I used @benchmark and took the mean. As a side note, I think it’s fair to include compile time, as that is truly reflective of how an end-user experience the language. But I’ve tested this on 100 million rows of data and the conclusion is the same.

That is an issue for a language that is meant to be “fast”. I wonder if it can be solved and soon?


#10

This I do not agree with. Suppose you have a problem of “size” n. You have two options (roughly speaking), you can interpret your code and get time complexity cf(n) where c\sim10 and f(n) is some monotonically increasing function (usually at least linear, but it is frequently polynomial), or you could compile and get f(n)+\epsilon where \epsilon\sim100~\mbox{ms}. For the vast majority of applications it should be obvious that you want to compile. Not only does compiled code scale in a more reasonable way, but even if you re-run the same code more than once you no longer have the \epsilon. When I see people complain that something is “sluggish” because they had to wait for something to compile, it makes me want to scream (not saying that was the case in this thread, just a general comment). The end-user “experience” is efficient compiled code, not a completely inappropriate scaling behavior which is an artifact of a language that is excellent for it’s original purpose (scripting) in which compile time sometimes matters, but totally inappropriate for everything else. Also, my understanding is that the Julia devs have not been working on compilation efficiency much at all, because it’s something that can always be done later without breaking changes, so things will only approve. I think this is an excellent approach. (Sorry for my unnecessarily elaborate rant on this issue, but I know we are going to have problems with people unfavorably comparing Julia with R and Python because of compile times, as I’ve already heard a fair bit of this, and this has to be one of the ultimate face-palms in programming).

Anyway, it’s all a moot point here because as you’ve said, your data had 10^8 rows :laughing:.

This I do agree with. I don’t know what the core issue is if there even is one. Perhaps I’m just misinterpreting things. It’s been a while since I’ve done any real benchmarking on this myself.


#11

My mistake, it should be just

Conda.add_channel("conda-forge")
Conda.add("feather-format")

#12

This is actually annoying. Thanks for help, but I think it’s saying that PyCall uses Python 2.7 but feather-format expects python=3.6?

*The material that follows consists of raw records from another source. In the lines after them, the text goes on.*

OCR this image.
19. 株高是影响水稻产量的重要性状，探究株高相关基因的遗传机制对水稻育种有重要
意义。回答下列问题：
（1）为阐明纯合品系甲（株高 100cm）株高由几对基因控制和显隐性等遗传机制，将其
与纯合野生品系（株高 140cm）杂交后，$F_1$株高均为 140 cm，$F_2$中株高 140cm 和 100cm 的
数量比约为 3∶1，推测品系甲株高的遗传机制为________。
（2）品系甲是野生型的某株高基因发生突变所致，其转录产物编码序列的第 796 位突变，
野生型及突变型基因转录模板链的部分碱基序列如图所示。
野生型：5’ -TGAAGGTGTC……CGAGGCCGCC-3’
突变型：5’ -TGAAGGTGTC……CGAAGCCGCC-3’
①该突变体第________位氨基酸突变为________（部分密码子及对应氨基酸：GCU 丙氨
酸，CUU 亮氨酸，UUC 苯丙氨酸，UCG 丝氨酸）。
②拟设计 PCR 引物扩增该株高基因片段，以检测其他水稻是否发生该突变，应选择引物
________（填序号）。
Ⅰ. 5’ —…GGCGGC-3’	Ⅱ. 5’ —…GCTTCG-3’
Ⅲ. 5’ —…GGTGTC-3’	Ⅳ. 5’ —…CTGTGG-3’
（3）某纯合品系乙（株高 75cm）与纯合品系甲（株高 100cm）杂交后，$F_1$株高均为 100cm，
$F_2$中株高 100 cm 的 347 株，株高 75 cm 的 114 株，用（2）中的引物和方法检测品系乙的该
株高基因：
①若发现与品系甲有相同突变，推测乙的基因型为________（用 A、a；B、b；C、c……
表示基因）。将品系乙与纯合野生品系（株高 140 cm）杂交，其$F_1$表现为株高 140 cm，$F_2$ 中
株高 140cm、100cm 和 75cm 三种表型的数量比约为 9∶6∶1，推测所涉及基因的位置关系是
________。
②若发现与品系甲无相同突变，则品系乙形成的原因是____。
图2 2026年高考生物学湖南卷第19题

Solving environment: failed

UnsatisfiableError: The following specifications were found to be in conflict:
  - feather-format -> python=3.6
  - python=2.7
Use "conda info <package>" to see the dependencies for each package.

#13

You can reconfigure PyCall to use Python 3


#14

By the way, has any thought been given to having PyCall use Python3 by default? Today I never find any reason to use 2.


#15

On Mac and Windows, this is mostly about changing the Conda.jl default: https://github.com/JuliaPy/Conda.jl/pull/108

On Linux, PyCall defaults to whatever the python points to, i.e. it follows your distro.


#16

Yeah, it was stupid of me to even ask that as it’s pretty obvious.

Are there any distros where python is Python 3.6? Fedora maybe? It’ll probably take another 100 years or so before this become standard.

Let’s hope that Julia 1.0 \to 2.0 doesn’t share the same fate as Python 3: seemingly endless purgatory.


#17

Arch Linux does this. According to PEP 394, however, the recommendation is that /usr/bin/python should point to python2 for the forseeable future.

Arguably, then, once we switch over Conda.jl to default to Python3, then for consistency PyCall should default to python3 if it exists.